Author Les Leopold first met Mazzocchi in the early 1970s, “hoping to enlist in his radical health and safety movement.” This tells its own story. At the time, Mazzocchi wasn’t a backroom safety researcher, he was the legislative director of the Oil, Chemical and Atomic Workers’ union (OCAW). He had, however, come up through the union ranks was still a magnet for grassroots health and safety activists.
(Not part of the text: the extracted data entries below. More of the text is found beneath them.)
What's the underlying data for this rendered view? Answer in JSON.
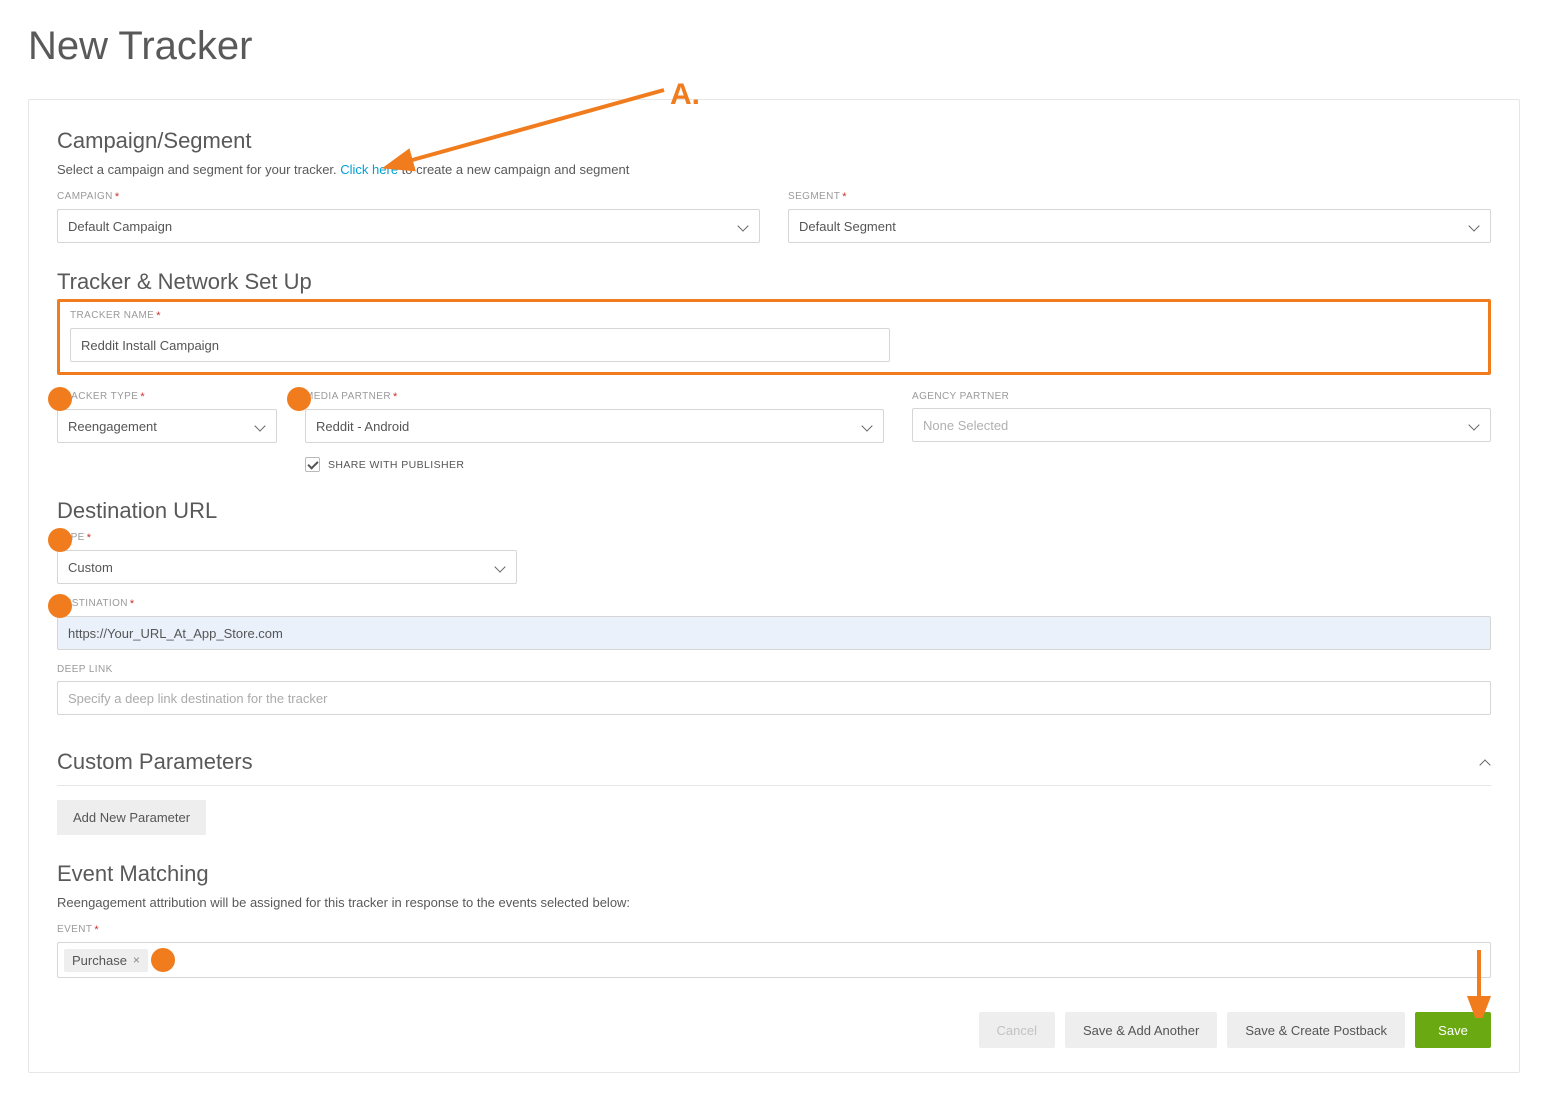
{
  "annotations": {
    "labelA": "A."
  },
  "page": {
    "title": "New Tracker"
  },
  "campaign_segment": {
    "title": "Campaign/Segment",
    "desc_prefix": "Select a campaign and segment for your tracker. ",
    "desc_link": "Click here",
    "desc_suffix": " to create a new campaign and segment",
    "campaign_label": "CAMPAIGN",
    "campaign_value": "Default Campaign",
    "segment_label": "SEGMENT",
    "segment_value": "Default Segment"
  },
  "tracker_network": {
    "title": "Tracker & Network Set Up",
    "name_label": "TRACKER NAME",
    "name_value": "Reddit Install Campaign",
    "type_label": "TRACKER TYPE",
    "type_value": "Reengagement",
    "media_label": "MEDIA PARTNER",
    "media_value": "Reddit - Android",
    "agency_label": "AGENCY PARTNER",
    "agency_value": "None Selected",
    "share_label": "SHARE WITH PUBLISHER"
  },
  "destination": {
    "title": "Destination URL",
    "type_label": "TYPE",
    "type_value": "Custom",
    "dest_label": "DESTINATION",
    "dest_value": "https://Your_URL_At_App_Store.com",
    "deep_label": "DEEP LINK",
    "deep_placeholder": "Specify a deep link destination for the tracker"
  },
  "custom_params": {
    "title": "Custom Parameters",
    "add_btn": "Add New Parameter"
  },
  "event_matching": {
    "title": "Event Matching",
    "desc": "Reengagement attribution will be assigned for this tracker in response to the events selected below:",
    "event_label": "EVENT",
    "tags": [
      "Purchase"
    ]
  },
  "buttons": {
    "cancel": "Cancel",
    "save_add": "Save & Add Another",
    "save_postback": "Save & Create Postback",
    "save": "Save"
  }
}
Around this time, he was supporting a young nuclear plant union activist, Karen Silkwood. Her employer, Leopold notes, was encouraging workers to think assembling plutonium “fuel rods was little more dangerous than assembling curtain rods.” Silkwood, whose story was recounted in a major movie starring Meryl Streep, was killed in a car smash on her way to deliver evidence of company’s falsified safety inspection records to a New York Times reporter. Two months later, Mazzocchi survived when his new car flipped after he blacked out on his way home from a national union health and safety conference.

Mazzocchi is credited with both leading the charge for the US Occupational Health and Safety Act and kickstarting the US grassroots union safety movement. He knew health and safety was a key organising issue – possibly the key organising issue for trade unions - and he spearheaded this campaign from the workplace to the top of union movement.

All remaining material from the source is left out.